Учитель объяснил, что у Вергилия были на то основания: он восхвалял труд земледельца, чтобы воспламенить римскую доблесть. И Жан вдруг усомнился, стоит ли ему и дальше прислушиваться к мнению чересчур самоуверенного юнца. Он помрачнел и резко попросил маркиза оставить его одного.

— Хорошо, я уйду, но обещайте, что завтра прочитаете мне свою оду быку!

Несколько часов подряд Жан скребет пером, зачеркивает и опять пытается вообразить, хоть это и нелепо, что будет, если в их аббатство забредет огромный разъяренный бык. Но ничего хорошего в голову не приходит. Наутро он не решается посмотреть в глаза маркизу. Так проходят три дня.

Наконец, после четырех бессонных ночей, у него что-то получилось. После обеда он подзывает маркиза и нетвердым голосом читает:

Грязь попирает он, взревев,
Лоснящуюся под ногами,
И закипает черный гнев
От крови, алой, словно пламя.

— Ужасно! — говорит маркиз. — Птички и те были лучше! Вам не хватает действия.

— Надоели вы мне, — отмахивается Жан. — Попробуйте сами!
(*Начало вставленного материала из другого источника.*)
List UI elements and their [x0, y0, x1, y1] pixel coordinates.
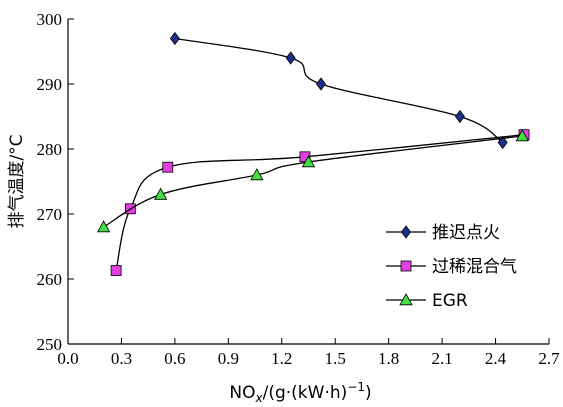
- series-line: [174, 37, 504, 144]
- data-point: [454, 109, 465, 124]
- y-tick-label: 250: [37, 335, 63, 354]
- y-tick-label: 290: [37, 75, 63, 94]
- x-axis-title: NOx/(g·(kW·h)−1): [229, 380, 371, 405]
- data-point: [301, 155, 316, 168]
- x-tick-label: 2.7: [538, 349, 560, 368]
- legend-label: 推迟点火: [432, 223, 500, 243]
- legend-item: 过稀混合气: [386, 257, 517, 277]
- legend-label: EGR: [432, 291, 468, 311]
- data-point: [285, 51, 296, 65]
- x-tick-label: 0.6: [164, 349, 185, 368]
- data-point: [162, 161, 174, 173]
- series-diamond: [169, 31, 508, 150]
- data-point: [250, 168, 264, 181]
- data-point: [515, 129, 529, 142]
- x-tick-label: 2.1: [431, 349, 452, 368]
- x-tick-label: 1.5: [325, 349, 346, 368]
- x-tick-label: 0.9: [218, 349, 239, 368]
- series-line: [103, 135, 523, 228]
- series-line: [115, 134, 525, 271]
- data-point: [110, 265, 122, 276]
- series-layer: [96, 31, 530, 276]
- x-tick-label: 1.2: [271, 349, 292, 368]
- y-tick-label: 260: [37, 270, 63, 289]
- legend-item: EGR: [386, 291, 468, 311]
- x-tick-label: 0.0: [57, 349, 78, 368]
- x-tick-label: 2.4: [485, 349, 507, 368]
- legend-marker: [401, 225, 411, 239]
- data-point: [153, 187, 168, 200]
- x-tick-label: 0.3: [111, 349, 132, 368]
- data-point: [315, 77, 326, 91]
- legend-label: 过稀混合气: [432, 257, 517, 277]
- x-tick-label: 1.8: [378, 349, 399, 368]
- y-axis-title: 排气温度/°C: [7, 134, 27, 228]
- series-square: [110, 129, 530, 276]
- y-tick-label: 280: [37, 140, 63, 159]
- y-tick-label: 270: [37, 205, 63, 224]
- series-triangle: [96, 129, 529, 233]
- data-point: [96, 220, 111, 233]
- legend-marker: [399, 293, 413, 306]
- legend-marker: [400, 260, 412, 272]
- legend-item: 推迟点火: [386, 223, 500, 243]
- data-point: [497, 135, 508, 150]
- axes: 0.0 0.3 0.6 0.9 1.2 1.5 1.8 2.1 2.4 2.7 250 260 270 2…: [7, 10, 560, 405]
- data-point: [169, 31, 180, 46]
- y-tick-label: 300: [37, 10, 63, 29]
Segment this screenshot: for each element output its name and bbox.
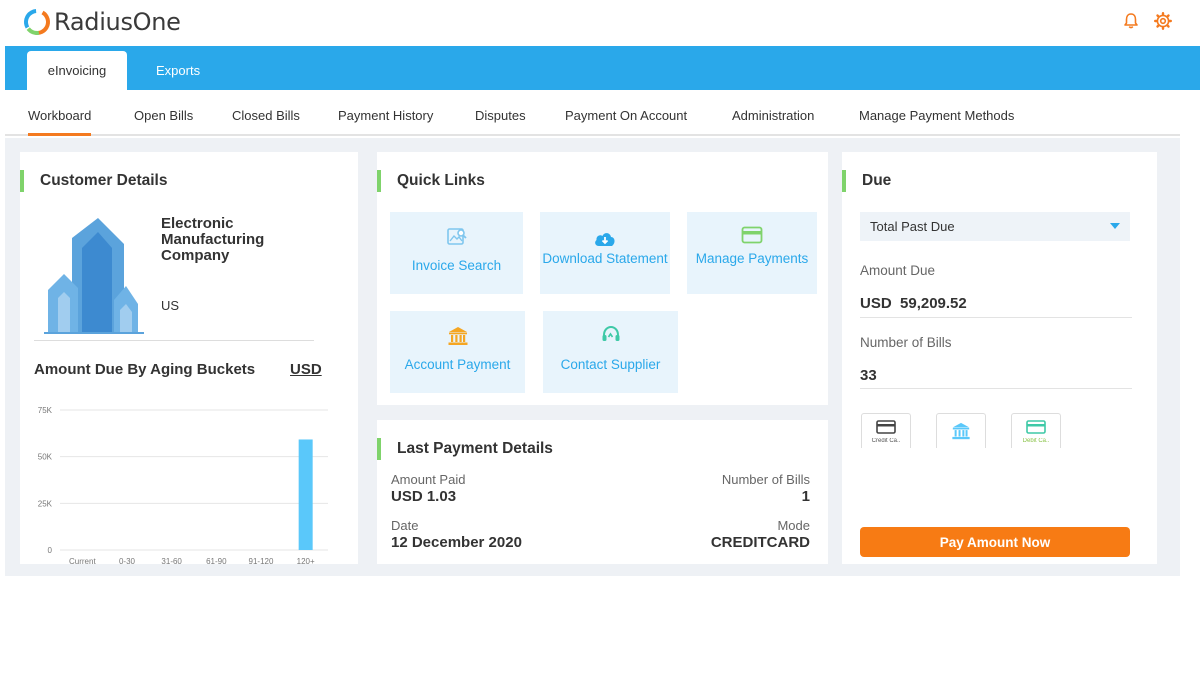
- chevron-down-icon: [1110, 223, 1120, 229]
- bell-icon[interactable]: [1122, 12, 1140, 30]
- nav-administration[interactable]: Administration: [732, 108, 815, 123]
- module-tab-bar: eInvoicing Exports: [5, 46, 1200, 90]
- quick-link-invoice-search[interactable]: Invoice Search: [390, 212, 523, 294]
- credit-card-icon: [876, 420, 896, 434]
- settings-gear-icon[interactable]: [1154, 12, 1172, 30]
- company-country: US: [161, 298, 180, 313]
- nav-disputes[interactable]: Disputes: [475, 108, 526, 123]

— Вы бы хотели, чтобы я, как вы, заделался поэтом?

— О нет!

— Наверное, идея с быком была неудачной, предмет слишком груб.

Жана эти слова утешают. Но в тот же вечер на другой странице «Георгик» ему попадаются строки:

Так-то всяческий род на земле, и люди, и звери,
и обитатели вод, и скотина, и пестрые птицы
в буйство впадают и в жар: вся тварь одинаково
                                                                  любит.

И он понимает: Вергилий нисколько не груб. И решает отныне не показывать оды маркизу, а приберегать их для писем кузену. Это не значит, что они с кузеном не будут больше изощряться в искусстве беседы — ведь тут от Жана требуется не просто отвечать на вопросы, но подбирать и расставлять слова, как будто это стрелы, способные жестоко ранить, но, если их чередовать и выпускать умело, становящиеся безобидней легких пузырей. Все чаще в письмах кузена мелькают галантные имена, которые присваиваются парижским дамам, говорится о вкусе света к острословию и пасторалям. Рассказывается о домах, где мужчины с женщинами вместе засиживаются и пируют до глубокой ночи и где никто ни разу не помянет Господа. О столичных улочках, салонах и особняках. Мало-помалу Жан пытается вставлять все это в собственные тайные сочинения. И иной раз ему приходится внезапно выходить из класса — так сильно кружится голова.

— Что с вами? — беспокоится Амон.

— Не знаю, может, это оттого, что я слишком много рифмую.